In my mind, I could justify the semantic classification that a homozygous lethal gene that kills the neonate after birth (like the pearl) could be considered to be incomplete dominant, whereas one that was incompatible with life and did not allow the embryo to form very far past fertilization could be potentially considered simple dominant (since there is no homozygous "phenotype" to compare it to, it's just a nonexistent entity). Really though, I think that's kinda stretching it and I'm just trying to justify the nomenclature as I've seen it used. :P (I have also seen suggestions that we may classify different pleiotropic effects of the same gene differently; for example, we could classify the pattern part of the woma gene as incomplete dominant and the lethal neurologic part as simple recessive, even though they're assumed to be the same gene.
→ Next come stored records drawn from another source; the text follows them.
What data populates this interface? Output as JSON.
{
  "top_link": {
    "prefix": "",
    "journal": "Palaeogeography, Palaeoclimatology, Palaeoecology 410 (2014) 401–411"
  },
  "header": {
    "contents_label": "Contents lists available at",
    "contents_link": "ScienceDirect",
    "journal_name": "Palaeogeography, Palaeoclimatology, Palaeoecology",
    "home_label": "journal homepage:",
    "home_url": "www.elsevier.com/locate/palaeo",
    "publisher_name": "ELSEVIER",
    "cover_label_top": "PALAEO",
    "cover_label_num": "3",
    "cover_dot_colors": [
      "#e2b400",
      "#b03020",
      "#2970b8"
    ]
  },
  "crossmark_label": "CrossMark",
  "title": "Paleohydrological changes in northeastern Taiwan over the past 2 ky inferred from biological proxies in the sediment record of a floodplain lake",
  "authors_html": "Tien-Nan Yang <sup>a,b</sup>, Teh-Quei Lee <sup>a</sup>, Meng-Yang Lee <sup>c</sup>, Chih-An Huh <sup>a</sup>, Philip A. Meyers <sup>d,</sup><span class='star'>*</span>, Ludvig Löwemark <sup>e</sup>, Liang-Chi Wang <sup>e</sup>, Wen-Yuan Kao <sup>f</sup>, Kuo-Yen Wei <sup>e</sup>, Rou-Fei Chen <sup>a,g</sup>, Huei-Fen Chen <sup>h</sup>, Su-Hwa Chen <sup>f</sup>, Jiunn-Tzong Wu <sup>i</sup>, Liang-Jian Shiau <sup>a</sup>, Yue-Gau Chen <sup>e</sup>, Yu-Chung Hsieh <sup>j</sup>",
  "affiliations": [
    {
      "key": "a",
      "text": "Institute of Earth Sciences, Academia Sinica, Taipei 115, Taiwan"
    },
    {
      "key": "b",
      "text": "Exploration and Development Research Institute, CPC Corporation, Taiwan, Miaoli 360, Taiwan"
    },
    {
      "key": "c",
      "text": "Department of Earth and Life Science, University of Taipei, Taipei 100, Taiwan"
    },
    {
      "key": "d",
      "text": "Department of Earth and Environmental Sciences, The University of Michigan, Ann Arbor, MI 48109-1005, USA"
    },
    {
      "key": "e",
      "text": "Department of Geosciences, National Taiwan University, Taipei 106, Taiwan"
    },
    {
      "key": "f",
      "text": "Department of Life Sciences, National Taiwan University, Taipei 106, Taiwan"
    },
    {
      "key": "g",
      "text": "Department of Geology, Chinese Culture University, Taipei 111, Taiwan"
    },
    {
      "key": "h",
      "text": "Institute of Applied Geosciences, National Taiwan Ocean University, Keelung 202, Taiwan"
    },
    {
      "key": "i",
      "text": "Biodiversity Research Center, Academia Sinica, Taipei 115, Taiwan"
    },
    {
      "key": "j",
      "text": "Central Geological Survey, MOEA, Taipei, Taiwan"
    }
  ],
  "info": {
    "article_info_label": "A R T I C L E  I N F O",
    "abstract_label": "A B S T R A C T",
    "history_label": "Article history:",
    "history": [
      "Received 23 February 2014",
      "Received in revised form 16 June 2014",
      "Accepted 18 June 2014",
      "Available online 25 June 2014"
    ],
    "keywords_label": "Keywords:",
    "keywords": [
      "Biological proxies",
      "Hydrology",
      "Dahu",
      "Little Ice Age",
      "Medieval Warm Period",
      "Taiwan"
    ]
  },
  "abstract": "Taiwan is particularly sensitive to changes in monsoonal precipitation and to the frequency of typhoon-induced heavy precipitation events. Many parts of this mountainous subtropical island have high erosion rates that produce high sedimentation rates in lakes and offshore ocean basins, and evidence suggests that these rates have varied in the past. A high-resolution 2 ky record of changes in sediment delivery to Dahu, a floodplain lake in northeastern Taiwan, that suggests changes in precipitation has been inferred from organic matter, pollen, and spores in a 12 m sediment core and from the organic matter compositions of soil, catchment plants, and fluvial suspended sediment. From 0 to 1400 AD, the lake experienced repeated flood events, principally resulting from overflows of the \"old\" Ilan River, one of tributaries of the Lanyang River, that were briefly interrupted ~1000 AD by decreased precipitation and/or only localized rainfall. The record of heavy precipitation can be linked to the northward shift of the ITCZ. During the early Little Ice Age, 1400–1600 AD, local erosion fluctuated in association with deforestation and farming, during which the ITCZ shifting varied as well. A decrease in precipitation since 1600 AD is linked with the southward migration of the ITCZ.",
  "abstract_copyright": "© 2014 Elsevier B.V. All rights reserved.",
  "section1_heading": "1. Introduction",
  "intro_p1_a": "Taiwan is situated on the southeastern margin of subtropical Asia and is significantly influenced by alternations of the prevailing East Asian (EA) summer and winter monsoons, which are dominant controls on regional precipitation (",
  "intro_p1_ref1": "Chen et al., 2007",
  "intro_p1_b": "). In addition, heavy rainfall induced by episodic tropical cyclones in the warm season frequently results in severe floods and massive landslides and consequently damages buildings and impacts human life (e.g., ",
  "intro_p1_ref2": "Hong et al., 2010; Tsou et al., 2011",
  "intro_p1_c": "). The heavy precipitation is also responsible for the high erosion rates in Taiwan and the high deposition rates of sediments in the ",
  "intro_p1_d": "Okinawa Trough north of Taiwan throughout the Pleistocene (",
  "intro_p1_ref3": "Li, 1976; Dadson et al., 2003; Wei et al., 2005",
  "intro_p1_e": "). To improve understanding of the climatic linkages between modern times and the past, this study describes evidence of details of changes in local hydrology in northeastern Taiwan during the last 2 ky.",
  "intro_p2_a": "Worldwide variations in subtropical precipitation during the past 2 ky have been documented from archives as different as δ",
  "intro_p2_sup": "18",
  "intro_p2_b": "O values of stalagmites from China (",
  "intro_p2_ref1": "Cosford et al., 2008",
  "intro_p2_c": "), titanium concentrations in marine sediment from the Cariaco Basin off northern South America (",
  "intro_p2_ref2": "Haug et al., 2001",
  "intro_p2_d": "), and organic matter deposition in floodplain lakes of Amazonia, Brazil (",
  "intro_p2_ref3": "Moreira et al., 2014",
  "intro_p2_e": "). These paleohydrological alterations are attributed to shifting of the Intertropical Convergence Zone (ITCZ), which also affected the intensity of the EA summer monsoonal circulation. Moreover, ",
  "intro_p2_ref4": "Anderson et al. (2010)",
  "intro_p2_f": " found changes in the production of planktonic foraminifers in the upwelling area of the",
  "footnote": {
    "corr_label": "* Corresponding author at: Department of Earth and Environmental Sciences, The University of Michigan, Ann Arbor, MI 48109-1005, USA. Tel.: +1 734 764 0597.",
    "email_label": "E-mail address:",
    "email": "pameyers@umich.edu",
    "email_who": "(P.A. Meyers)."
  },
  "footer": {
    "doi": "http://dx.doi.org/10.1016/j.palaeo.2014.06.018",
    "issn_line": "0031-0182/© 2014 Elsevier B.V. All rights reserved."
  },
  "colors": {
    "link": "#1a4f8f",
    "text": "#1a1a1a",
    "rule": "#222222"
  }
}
Confusing!)

BTW, in looking this up and doing more research into the lethal white foal syndrome, evidently that was a bad example for a simple homozygous lethal trait -- apparently, there is huge debate as to how it is linked to the overo coat pattern, and whether it's even a pleiotropic effect of the overo gene at all. There's also a lot of politics involved, apparently ... Guess we shouldn't feel so bad about all the confusion surrounding the mutations we work with -- I'd say that we're not doing so bad trying to figure it out on our own (ie, without any research or funding for it!)